The reason I decided to do a Whole 30 is because I've developed some pretty disordered habits around eating and exercise. Three and a half years ago I decided to get fit and lose weight. I did succeed in losing 120 pounds. I also succeeded in adding muscle mass and cardiovascular endurance to run a half marathon. I also developed an intense fear of gaining the weight back. I deprived myself of calories to the point where I couldn't stand up without being light headed. I took pride in people telling me I shouldn't lose any more weight while secretly vowing to do just that.

Obviously that type of eating program is not sustainable and I then developed a habit of eating "bad" foods secretly. I also ramped up my consumption of diet soda. For some reason it felt like a freebie because it is calorie free. I started concocting strange snacks that appeared healthy but were really calorie bombs. Eating a jar of peanut butter each week cannot be good for anyone even if it is mixed with cottage cheese and bananas. Yes it is delicious.

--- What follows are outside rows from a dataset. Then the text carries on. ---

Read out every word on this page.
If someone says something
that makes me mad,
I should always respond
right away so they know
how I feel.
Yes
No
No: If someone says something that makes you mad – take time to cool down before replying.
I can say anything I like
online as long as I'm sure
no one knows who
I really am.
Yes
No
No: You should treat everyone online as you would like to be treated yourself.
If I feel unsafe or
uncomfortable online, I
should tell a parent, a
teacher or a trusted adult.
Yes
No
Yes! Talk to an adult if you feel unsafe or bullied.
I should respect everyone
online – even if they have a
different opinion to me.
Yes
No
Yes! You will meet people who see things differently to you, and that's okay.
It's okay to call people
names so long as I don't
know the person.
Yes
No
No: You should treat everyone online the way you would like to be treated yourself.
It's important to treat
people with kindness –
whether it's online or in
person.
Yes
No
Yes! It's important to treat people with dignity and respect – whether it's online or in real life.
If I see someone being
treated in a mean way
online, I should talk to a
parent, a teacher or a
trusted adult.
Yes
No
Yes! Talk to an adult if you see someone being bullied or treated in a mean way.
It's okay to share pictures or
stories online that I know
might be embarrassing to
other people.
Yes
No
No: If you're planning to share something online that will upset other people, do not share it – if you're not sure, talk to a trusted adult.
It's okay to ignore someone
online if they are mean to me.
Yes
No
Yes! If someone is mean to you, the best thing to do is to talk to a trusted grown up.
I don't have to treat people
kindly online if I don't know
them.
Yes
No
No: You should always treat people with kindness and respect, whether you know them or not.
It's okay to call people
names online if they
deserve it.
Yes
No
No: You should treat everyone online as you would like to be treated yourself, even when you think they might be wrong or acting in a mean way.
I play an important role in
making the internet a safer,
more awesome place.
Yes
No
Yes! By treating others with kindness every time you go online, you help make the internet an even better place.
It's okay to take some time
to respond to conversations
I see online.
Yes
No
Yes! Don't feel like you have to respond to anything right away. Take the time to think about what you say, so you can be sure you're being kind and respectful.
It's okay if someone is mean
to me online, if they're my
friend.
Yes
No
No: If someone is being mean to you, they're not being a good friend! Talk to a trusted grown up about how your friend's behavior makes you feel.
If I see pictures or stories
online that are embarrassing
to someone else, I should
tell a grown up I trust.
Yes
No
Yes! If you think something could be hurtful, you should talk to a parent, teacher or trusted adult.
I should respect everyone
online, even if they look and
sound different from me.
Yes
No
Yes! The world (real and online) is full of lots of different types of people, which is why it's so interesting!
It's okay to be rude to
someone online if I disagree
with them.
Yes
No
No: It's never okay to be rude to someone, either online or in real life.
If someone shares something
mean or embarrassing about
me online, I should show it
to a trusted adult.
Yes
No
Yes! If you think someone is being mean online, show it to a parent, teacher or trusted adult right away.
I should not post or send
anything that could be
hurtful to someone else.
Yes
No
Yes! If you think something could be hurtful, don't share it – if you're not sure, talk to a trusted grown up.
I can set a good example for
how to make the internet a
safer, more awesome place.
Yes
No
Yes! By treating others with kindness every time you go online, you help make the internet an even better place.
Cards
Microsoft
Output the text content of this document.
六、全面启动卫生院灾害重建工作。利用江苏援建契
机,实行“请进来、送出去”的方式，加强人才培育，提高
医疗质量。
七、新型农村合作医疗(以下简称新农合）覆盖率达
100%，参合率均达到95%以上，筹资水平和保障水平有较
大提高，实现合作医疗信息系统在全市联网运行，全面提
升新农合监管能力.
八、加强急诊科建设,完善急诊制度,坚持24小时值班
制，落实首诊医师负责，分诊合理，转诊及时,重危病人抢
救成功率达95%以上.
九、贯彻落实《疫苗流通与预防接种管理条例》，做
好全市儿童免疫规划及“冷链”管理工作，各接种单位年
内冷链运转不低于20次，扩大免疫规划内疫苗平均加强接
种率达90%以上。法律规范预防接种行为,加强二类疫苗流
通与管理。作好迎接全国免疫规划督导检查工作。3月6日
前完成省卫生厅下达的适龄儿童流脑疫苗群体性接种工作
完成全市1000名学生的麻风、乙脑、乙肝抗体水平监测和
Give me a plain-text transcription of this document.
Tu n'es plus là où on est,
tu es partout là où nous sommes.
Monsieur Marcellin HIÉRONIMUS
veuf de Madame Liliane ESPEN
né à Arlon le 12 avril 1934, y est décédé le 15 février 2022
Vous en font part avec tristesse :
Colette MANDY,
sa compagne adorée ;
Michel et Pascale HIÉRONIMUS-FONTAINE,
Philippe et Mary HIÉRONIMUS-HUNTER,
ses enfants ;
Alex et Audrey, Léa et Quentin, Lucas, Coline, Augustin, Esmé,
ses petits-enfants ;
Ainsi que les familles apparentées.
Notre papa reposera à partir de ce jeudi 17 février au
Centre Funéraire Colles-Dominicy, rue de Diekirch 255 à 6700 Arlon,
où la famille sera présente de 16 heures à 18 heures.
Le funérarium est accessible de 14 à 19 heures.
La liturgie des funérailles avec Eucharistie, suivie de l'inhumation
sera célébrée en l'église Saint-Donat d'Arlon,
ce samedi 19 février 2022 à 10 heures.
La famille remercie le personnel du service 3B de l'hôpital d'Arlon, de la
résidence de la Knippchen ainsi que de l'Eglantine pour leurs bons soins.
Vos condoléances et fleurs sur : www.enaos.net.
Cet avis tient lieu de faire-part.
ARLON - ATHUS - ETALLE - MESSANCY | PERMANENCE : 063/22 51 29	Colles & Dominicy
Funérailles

I also found myself getting irrationally angry if I thought my treat foods were in jeopardy. I would go out of my way to stop at the grocery store on the way to work or during the work day to ensure I would have the ingredients I needed to make my snacks.

Fast forward to Fall of 2015. I was gaining weight and feeling bad about myself despite working out 6 days per week and feeling that I was always trying to eat just the right things. I was drinking liters of diet soda every single day. I often ended up feeling jittery and nauseous but still felt that I needed it.

If you haven't figured it out already there are addictive tendencies in my family that for me come out in my eating habits. I'm pretty convinced that sugar is my drug of choice and I have to treat it the way an alcoholic treats booze. Unfortunately sugar is so readily available I will be constantly faced with temptation. I am counting on the good feelings that result from eliminating sugar to far outweigh the temporary satisfaction gained from shoveling sugary treats into my mouth.

Over the next 30 days I will post my meals, thoughts and feelings. I will report in on the progress of those doing this with me (husband, mom, brother, sister-in-law, running buddy). At the end of the 30 days I'll show some before and after pictures and pounds and inches achievements of those willing to share.

If you are on the fence about Whole 30 I totally understand. I have been batting this idea around in the back of my head for over a year. I am finally so fed up with how things have gotten that I know doing that same things I'm doing will only result in more dysfunction and take me further from my goals.